R.N. Misra, C.J.
1. The petitioner is a Government of Orissa Corporation and challenge in this application is to the direction of the Assistant Collector, Central Excise and Customs, Opposite party No 1, in Annexture-4, dated 7-11-81, demanding payment of central excise duty on railway sleepers, sawn fire-wood, manufactured furniture etc. In respect of sleepers, the petitioner contends that similar demands had been raised for an earlier period between June, 1977 and 31-12-78 and the demands were challenged in appeal. The appellate authority, being the Appellate Collector of Central Excise, vacated the demands by decision dated 26-6-81 in Annexture-1. In regard to furniture, by order dated 20th February, 1981, in terms of review u/s. 35A(2) of the Central Excises & Salt Act, 1944 the Collector under the Act held that no levy was maintainable. Notwithstanding these decisions, the direction under Annexure 4 has been issued and such demand, therefore, should be quashed.

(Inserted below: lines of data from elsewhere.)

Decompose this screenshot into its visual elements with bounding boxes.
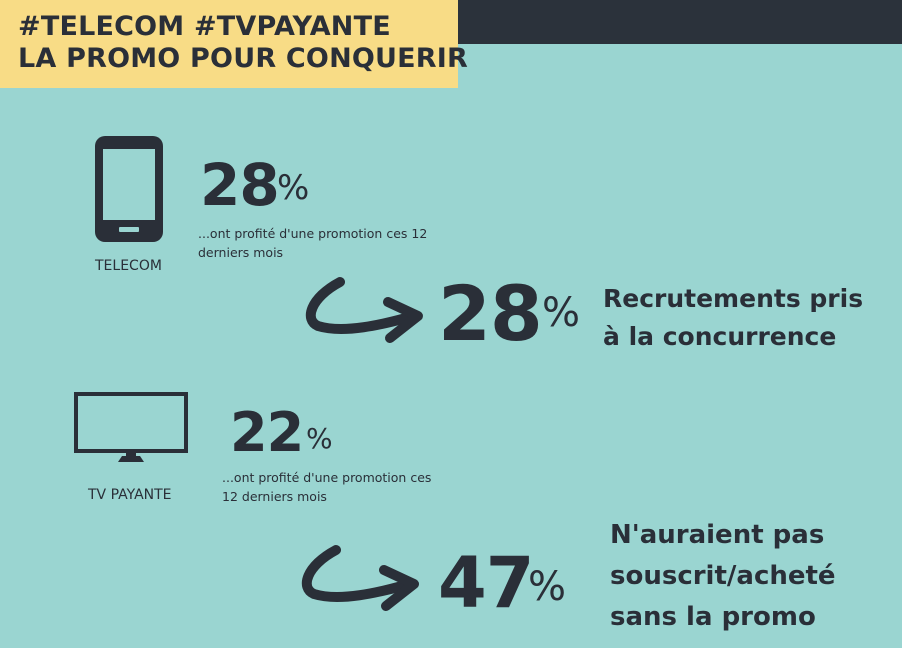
tv-label: TV PAYANTE [88,487,172,503]
telecom-label: TELECOM [95,258,162,274]
title-box: #TELECOM #TVPAYANTE LA PROMO POUR CONQUE… [0,0,468,88]
curved-arrow-icon [305,277,423,343]
title-line-1: #TELECOM #TVPAYANTE [18,11,391,42]
tv-result-value: 47 [438,542,534,624]
tv-result-text: N'auraient pas souscrit/acheté sans la p… [610,520,836,632]
smartphone-icon [95,136,163,242]
telecom-result-text: Recrutements pris à la concurrence [603,284,864,351]
telecom-result-value: 28 [438,269,543,358]
telecom-percent: % [277,168,310,208]
tv-percent: % [306,422,333,455]
tv-value: 22 [230,401,304,464]
television-icon [74,392,188,462]
telecom-value: 28 [200,151,280,219]
tv-result-percent: % [528,564,567,610]
telecom-result-percent: % [542,290,581,336]
tv-description: ...ont profité d'une promotion ces 12 de… [222,470,432,504]
curved-arrow-icon [301,545,419,611]
title-line-2: LA PROMO POUR CONQUERIR [18,43,469,74]
telecom-description: ...ont profité d'une promotion ces 12 de… [198,226,428,260]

2. It is not the case of the opposite parties that any changed circumstances, either by amendment of law or factual aspects being different, have come into existence to support the demand under Annexure-4, but the learned Standing Counsel has contended that there is no res judicata under the Act and merely because the appellate authority has held on the same set of facts relating to a previous period that the demand is not exigible, there is no bar for the statutory authority to exercise his powers and raise a demand in terms of Annexure-4. The learned Standing Counsel however indicates that the Union Government and its authorities are proposing to dispute the correctness of the appellate decision before authorities under the Statute and, therefore, they have raised the demand in question.

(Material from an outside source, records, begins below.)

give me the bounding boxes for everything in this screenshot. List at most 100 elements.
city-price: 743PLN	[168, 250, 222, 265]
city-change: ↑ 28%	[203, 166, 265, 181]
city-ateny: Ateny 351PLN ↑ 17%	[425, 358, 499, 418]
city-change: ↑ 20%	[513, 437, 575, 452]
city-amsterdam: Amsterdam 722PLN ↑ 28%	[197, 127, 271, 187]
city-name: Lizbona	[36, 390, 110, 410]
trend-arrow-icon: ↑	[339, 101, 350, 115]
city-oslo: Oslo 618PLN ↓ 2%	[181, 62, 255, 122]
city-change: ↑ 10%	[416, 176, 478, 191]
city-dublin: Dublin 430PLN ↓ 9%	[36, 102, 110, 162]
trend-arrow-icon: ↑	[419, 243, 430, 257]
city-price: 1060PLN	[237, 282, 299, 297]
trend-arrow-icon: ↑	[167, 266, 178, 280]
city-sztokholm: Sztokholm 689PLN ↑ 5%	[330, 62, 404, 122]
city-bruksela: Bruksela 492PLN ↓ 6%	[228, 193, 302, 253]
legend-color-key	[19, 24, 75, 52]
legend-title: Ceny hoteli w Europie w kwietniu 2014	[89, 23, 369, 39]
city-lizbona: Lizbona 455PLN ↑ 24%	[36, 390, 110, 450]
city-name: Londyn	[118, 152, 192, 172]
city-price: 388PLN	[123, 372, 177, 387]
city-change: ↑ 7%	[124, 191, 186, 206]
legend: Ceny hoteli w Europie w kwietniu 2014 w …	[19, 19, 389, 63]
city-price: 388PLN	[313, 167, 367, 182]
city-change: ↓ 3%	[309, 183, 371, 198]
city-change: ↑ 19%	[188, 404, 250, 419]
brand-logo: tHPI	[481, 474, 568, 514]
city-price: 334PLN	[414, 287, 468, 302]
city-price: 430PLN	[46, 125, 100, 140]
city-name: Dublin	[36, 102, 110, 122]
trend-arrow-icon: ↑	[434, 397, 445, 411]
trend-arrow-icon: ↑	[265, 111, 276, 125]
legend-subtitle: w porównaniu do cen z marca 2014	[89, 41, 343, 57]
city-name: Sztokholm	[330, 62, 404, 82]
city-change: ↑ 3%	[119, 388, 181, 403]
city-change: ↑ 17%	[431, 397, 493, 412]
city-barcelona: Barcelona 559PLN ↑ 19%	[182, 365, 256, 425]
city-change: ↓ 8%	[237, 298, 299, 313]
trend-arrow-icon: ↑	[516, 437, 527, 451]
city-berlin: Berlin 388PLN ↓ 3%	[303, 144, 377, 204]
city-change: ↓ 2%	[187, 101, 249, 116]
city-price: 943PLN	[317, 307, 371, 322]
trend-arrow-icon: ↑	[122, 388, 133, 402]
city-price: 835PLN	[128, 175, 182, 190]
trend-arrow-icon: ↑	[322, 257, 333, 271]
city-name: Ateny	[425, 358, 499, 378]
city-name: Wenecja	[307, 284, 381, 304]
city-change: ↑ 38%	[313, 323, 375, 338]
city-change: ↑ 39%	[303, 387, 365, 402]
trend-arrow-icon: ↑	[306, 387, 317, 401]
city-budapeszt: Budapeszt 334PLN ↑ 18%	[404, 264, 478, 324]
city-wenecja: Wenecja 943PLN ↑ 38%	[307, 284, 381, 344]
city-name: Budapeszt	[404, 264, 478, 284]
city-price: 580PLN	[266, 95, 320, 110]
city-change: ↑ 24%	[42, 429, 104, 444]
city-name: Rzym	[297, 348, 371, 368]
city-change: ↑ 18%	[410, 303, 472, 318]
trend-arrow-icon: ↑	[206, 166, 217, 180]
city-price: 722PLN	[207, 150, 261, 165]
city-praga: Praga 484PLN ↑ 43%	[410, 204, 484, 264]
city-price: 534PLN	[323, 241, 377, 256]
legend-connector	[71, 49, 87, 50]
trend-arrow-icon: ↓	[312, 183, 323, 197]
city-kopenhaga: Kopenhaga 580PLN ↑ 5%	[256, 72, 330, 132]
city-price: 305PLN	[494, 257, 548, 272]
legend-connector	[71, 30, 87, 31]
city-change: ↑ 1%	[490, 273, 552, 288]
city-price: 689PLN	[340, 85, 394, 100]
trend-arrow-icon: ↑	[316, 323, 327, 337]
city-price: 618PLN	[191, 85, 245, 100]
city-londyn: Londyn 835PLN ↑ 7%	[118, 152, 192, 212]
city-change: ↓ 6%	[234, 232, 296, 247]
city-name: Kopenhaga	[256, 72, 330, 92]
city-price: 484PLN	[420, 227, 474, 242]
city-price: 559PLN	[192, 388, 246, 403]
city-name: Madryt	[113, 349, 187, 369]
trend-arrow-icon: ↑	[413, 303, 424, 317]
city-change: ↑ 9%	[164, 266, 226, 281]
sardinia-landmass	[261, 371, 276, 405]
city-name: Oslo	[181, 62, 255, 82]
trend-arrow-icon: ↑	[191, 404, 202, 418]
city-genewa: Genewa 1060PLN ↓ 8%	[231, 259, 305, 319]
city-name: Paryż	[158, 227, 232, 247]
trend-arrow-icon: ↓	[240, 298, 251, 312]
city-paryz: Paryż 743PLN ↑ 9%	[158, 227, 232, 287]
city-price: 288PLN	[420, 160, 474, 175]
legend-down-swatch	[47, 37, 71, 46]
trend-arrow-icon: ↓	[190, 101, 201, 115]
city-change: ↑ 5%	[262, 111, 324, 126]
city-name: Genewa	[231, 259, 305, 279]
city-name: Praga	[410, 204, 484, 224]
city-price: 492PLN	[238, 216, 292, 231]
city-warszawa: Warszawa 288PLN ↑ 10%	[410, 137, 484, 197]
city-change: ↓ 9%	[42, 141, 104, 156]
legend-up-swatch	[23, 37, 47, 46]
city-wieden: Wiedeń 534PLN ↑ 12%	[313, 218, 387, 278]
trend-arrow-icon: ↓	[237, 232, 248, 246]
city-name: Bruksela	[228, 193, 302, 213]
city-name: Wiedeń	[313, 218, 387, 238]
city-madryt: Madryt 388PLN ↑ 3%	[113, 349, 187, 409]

3. We do not think this should be the attitude of the Union Government. The demand is under the Statute and the statutory appellate authority, on the set of facts which are common both to the period when relief was granted and the period for which the impugned demand has been made, has already determined that no levy is exigible. As long as the appellate order stands, it must be duly respected and only when the revisional authority vaca-tes the order and holds that the decision of the appellate authority is wrong and the demand was justified, no demand should be raised. It has been indicated on more than one occasions by the Supreme Court with reference to directions of the Appellate Tribunal under the Income Tax Act that such directions are binding and decisions rendered by appellate authorities should be respected by the subordinate revenue authorities and no attempt should be made to wriggle out of the binding decisions of higher authorities as long as they remain in force. The same principle should be applied to the present set of facts and we are, therefore, inclined to take the view that the demand under Annexure-4 should be set aside but we would make it clear that in the event of the appellate orders being vacated, under the Statute the liability would revive and notwithstanding our quashing Annexure-4 the statutory authority would be entitled to raise a demand in terms of the decision which may be ultimately sustained under the Statute.
4. The learned Standing Counsel points out that the demand under the Statute has to be raised within six months from the period when it becomes due and it is quite possible that the revision may not be disposed of within the time and, therefore, in case the direction which we propose to make is given, the bar of limitation may set in. While quashing Annexure-4, we leave it open to the statutory authorities to move the revisional authority to dispose of the revision expeditiously. If even after such action has been taken, the revision be pending and is not disposed of within six months, it would be open to the Assistant Collector, Opposite party No. 1, to raise a demand and notify the same to the petitioner, but the same would not at all be enforceable. Such demands would ultimately be disposed of in terms of the final decision that may be taken by the revisional authority.
5. In regard to the self removal procedure, counsel for the petitioner wants permission to collect the duty inasmuch as in the event of liability ultimately being sustained, it would become difficult for it to collect the demand from the customers. The learned Standing Counsel says that if any amount is collected it should be deposited with the Department and should not be permitted to be kept by the petitioner inasmuch as the collection would have the statutory colour. Mr. Mohanty for the petitioner says that these amount so collected would be deposited with a Bank in a Fixed Deposit Account for a term bearing interest at the approved bank rate and if the statutory liability is ultimately sustained the amount may be taken over. To meet such a contention, the learned Standing Counsel says that he is also prepared that the amount may be made over to the Department but would not be appropriated towards general revenue and would be deposited in a special account with a bank which would bear interest. He concedes that in the event of the petitioner's stand succeeding, the amount along with the interest accrued thereon may be taken by the petitioner to be disbursed to the person from whom it may have been collected. The amount which would be in the Fixed Deposit Account should be transferred to the petitioner within one month from the final disposal of the revision.
6. This disposes of the writ application. No costs.